HPRES 5016 Preservation Seminar or HPRES 5017 Preservation Practicum (topic varies)
Advanced seminar for historic preservation graduate students centered on a current theme in historic preservation and incorporating relevant theoretical readings. Students lead weekly discussions on issues ranging from authenticity and archaeology to reception of theory and commercialization. Actual preservation projects are studies in terms of various theoretical approaches and faculty members’ current work.

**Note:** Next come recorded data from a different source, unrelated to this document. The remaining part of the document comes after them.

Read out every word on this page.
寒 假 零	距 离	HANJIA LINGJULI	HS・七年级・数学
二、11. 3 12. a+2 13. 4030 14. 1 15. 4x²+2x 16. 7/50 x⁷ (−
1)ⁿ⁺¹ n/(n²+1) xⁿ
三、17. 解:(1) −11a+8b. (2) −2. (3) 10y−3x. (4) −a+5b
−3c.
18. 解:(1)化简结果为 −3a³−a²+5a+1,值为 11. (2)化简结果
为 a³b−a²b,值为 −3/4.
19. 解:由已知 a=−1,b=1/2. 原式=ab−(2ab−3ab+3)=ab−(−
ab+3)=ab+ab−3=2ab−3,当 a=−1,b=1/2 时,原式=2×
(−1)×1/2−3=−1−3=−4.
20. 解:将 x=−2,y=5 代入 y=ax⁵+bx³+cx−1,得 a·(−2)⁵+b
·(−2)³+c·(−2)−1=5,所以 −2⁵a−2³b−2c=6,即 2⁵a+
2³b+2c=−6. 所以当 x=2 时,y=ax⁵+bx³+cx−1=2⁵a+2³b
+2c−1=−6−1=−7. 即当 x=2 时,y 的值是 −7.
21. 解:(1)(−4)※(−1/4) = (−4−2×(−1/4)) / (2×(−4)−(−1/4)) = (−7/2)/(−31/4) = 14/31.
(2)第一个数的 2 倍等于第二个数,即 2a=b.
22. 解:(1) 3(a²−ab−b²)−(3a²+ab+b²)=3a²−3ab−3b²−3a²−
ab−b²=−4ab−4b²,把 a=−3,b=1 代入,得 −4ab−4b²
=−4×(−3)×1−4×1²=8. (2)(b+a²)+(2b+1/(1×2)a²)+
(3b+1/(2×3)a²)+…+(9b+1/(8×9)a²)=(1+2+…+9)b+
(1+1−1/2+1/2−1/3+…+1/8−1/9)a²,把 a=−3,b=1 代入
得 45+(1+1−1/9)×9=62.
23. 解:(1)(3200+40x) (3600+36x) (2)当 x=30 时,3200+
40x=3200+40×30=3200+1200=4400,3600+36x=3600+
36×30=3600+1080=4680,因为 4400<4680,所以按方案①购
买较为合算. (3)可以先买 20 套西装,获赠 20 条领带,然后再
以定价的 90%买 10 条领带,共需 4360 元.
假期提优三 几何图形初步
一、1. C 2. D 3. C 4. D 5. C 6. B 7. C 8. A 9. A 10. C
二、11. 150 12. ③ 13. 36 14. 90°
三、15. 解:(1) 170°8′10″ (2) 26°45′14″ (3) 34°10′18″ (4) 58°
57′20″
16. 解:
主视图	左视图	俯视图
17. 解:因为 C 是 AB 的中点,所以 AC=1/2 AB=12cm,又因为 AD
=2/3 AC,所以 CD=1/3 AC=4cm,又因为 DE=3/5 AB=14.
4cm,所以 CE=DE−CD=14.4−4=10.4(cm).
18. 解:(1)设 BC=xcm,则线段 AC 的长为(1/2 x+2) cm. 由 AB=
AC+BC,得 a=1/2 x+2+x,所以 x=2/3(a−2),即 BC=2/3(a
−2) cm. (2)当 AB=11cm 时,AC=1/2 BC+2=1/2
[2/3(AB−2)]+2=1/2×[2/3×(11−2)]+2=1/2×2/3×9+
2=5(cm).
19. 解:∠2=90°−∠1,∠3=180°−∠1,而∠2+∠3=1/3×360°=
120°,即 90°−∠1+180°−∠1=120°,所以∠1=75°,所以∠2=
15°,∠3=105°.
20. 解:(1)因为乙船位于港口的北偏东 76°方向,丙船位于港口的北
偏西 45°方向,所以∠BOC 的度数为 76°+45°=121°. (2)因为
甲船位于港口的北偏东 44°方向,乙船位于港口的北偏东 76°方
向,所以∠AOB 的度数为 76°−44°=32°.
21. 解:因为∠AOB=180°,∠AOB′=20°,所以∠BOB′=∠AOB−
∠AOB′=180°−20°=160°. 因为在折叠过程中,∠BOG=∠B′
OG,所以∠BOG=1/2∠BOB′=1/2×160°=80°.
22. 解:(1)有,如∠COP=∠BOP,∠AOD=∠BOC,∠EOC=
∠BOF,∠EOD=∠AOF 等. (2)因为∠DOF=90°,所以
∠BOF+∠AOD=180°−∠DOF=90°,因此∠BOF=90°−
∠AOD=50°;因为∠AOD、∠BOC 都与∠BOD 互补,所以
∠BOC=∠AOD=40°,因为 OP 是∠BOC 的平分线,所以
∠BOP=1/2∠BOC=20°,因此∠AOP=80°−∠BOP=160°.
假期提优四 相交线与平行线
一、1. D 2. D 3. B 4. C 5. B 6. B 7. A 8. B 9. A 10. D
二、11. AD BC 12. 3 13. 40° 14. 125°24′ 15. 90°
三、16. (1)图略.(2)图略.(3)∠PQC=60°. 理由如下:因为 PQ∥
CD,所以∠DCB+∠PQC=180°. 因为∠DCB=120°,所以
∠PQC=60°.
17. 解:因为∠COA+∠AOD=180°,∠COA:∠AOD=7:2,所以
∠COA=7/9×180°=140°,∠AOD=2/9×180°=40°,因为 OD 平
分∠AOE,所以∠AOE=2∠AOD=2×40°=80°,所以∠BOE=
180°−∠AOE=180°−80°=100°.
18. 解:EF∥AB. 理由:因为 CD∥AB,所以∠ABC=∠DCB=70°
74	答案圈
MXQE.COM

5. Design Studio focused on Preservation/strong
HPRES 5010 Restoration Design Studio
This studio and lecture course focuses on the restoration design of existing historic buildings (following the Secretary of the Interior’s Guidelines) using historic photographs, working drawings, and descriptions; stylistic analysis, and similar building topologies. Historical structural systems, construction methods, and mechanical systems are also studied and researched. Restoration drawings are prepared to document the changes needed for restoration.
Demonstration of having worked on an existing or historic building in an AIADO studio may serve as a substitute for this requirement.
6. Preservation Practicum
In addition to the course requirements, each student will complete a Preservation Practicum that can be fulfilled with completion of an internship in the field of preservation (either with an architectural office or some other agency), through an SAIC study trip, or by taking an additional course offered by HPres or approved by the Director. Both curricular components and internship are approved by the Chair of Historic Preservation and the Chair of AIADO. The Chair of the Historic Preservation Program serves as the official Director of the Certificate Program. A letter of verification is required from the host upon completion.